I attached the patch where lsn_lock is just pthread_mutex (with non-portable adaptive attribute) lsn_lock_is_pthread_mutex.diff
, applied to commit bbe99cd4e2d7c83a06dd93ea88af97f2d5796810 (current 10.9)
that performs better for me 141851.87 tps without the patch, vs 152514.50 with the patch
in a 30 seconds update_index standoff , and this is on Intel. Perhaps ARM can also benefit from it.
I used 1000 clients , 8 tables x 1500000 rows, large redo log and buffer pool, --innodb-flush-log-at-trx-commit=2 --thread-handling=pool-of-threads #
And it performs good on Windows, too
Update : However, if I run this on Linux on 2 NUMA nodes, results are not so good, it is 83495.47 without the patch vs 65638.71 with the patch. If you notice the single NUMA node numbers, yes that's how the NUMA performs on that box I have, I give it 2x the CPUs, and it makes the server half as fast (therefore I almost never do any NUMA test). That's an old 3.10 kernel, so maybe things are better for someone else.

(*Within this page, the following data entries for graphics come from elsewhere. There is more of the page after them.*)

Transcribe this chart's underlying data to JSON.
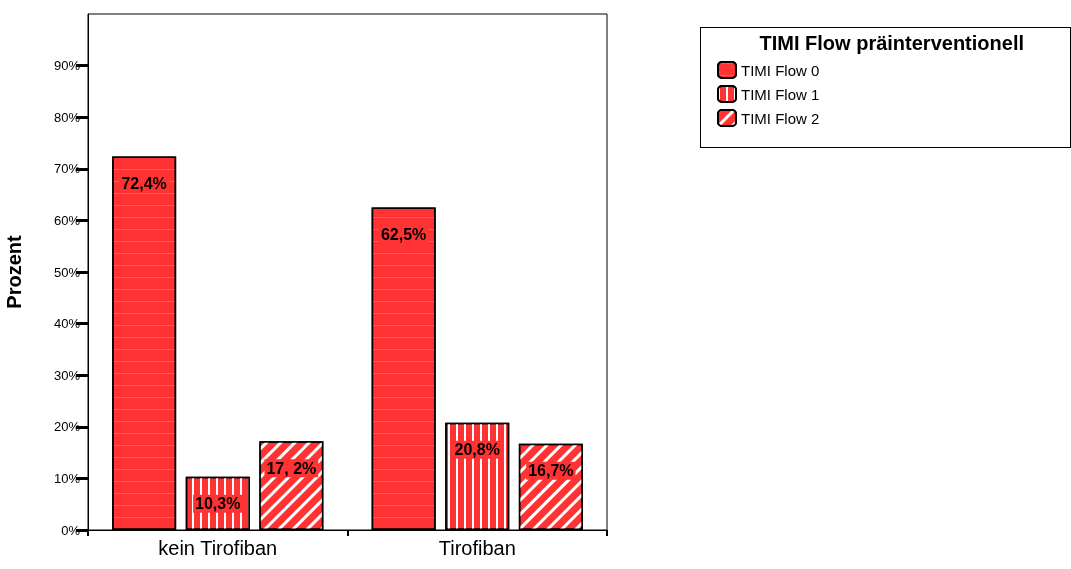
{
  "chart_data": {
    "type": "bar",
    "ylabel": "Prozent",
    "legend_title": "TIMI Flow präinterventionell",
    "categories": [
      "kein Tirofiban",
      "Tirofiban"
    ],
    "series": [
      {
        "name": "TIMI Flow 0",
        "color": "#ff3333",
        "values": [
          72.4,
          62.5
        ],
        "value_labels": [
          "72,4%",
          "62,5%"
        ]
      },
      {
        "name": "TIMI Flow 1",
        "color": "#ff3333",
        "values": [
          10.3,
          20.8
        ],
        "value_labels": [
          "10,3%",
          "20,8%"
        ]
      },
      {
        "name": "TIMI Flow 2",
        "color": "#ff3333",
        "values": [
          17.2,
          16.7
        ],
        "value_labels": [
          "17, 2%",
          "16,7%"
        ]
      }
    ],
    "ylim": [
      0,
      100
    ],
    "yticks": [
      {
        "value": 0,
        "label": "0%"
      },
      {
        "value": 10,
        "label": "10%"
      },
      {
        "value": 20,
        "label": "20%"
      },
      {
        "value": 30,
        "label": "30%"
      },
      {
        "value": 40,
        "label": "40%"
      },
      {
        "value": 50,
        "label": "50%"
      },
      {
        "value": 60,
        "label": "60%"
      },
      {
        "value": 70,
        "label": "70%"
      },
      {
        "value": 80,
        "label": "80%"
      },
      {
        "value": 90,
        "label": "90%"
      }
    ],
    "grid": false,
    "legend": "top right"
  }
}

wlad, thank you for experimenting and benchmarking.
I checked your lsn_lock_is_pthread_mutex.diff
, and I am glad to see that it will not only avoid any PERFORMANCE_SCHEMA overhead, but that sizeof(log_sys.lsn_lock) is only 40 on my system. I thought that the size was 44 bytes on IA-32 and 48 bytes on AMD64, but it looks like I got it off by 8.
My main concern regarding the mutex size is that the data fields that follow the mutex should best be allocated in the same cache line (typically, 64 bytes on IA-32 or AMD64). That is definitely the case here.
Please commit that change, as well as krunalbauskar’s pull request to enable log_sys.latch spinning on ARMv8.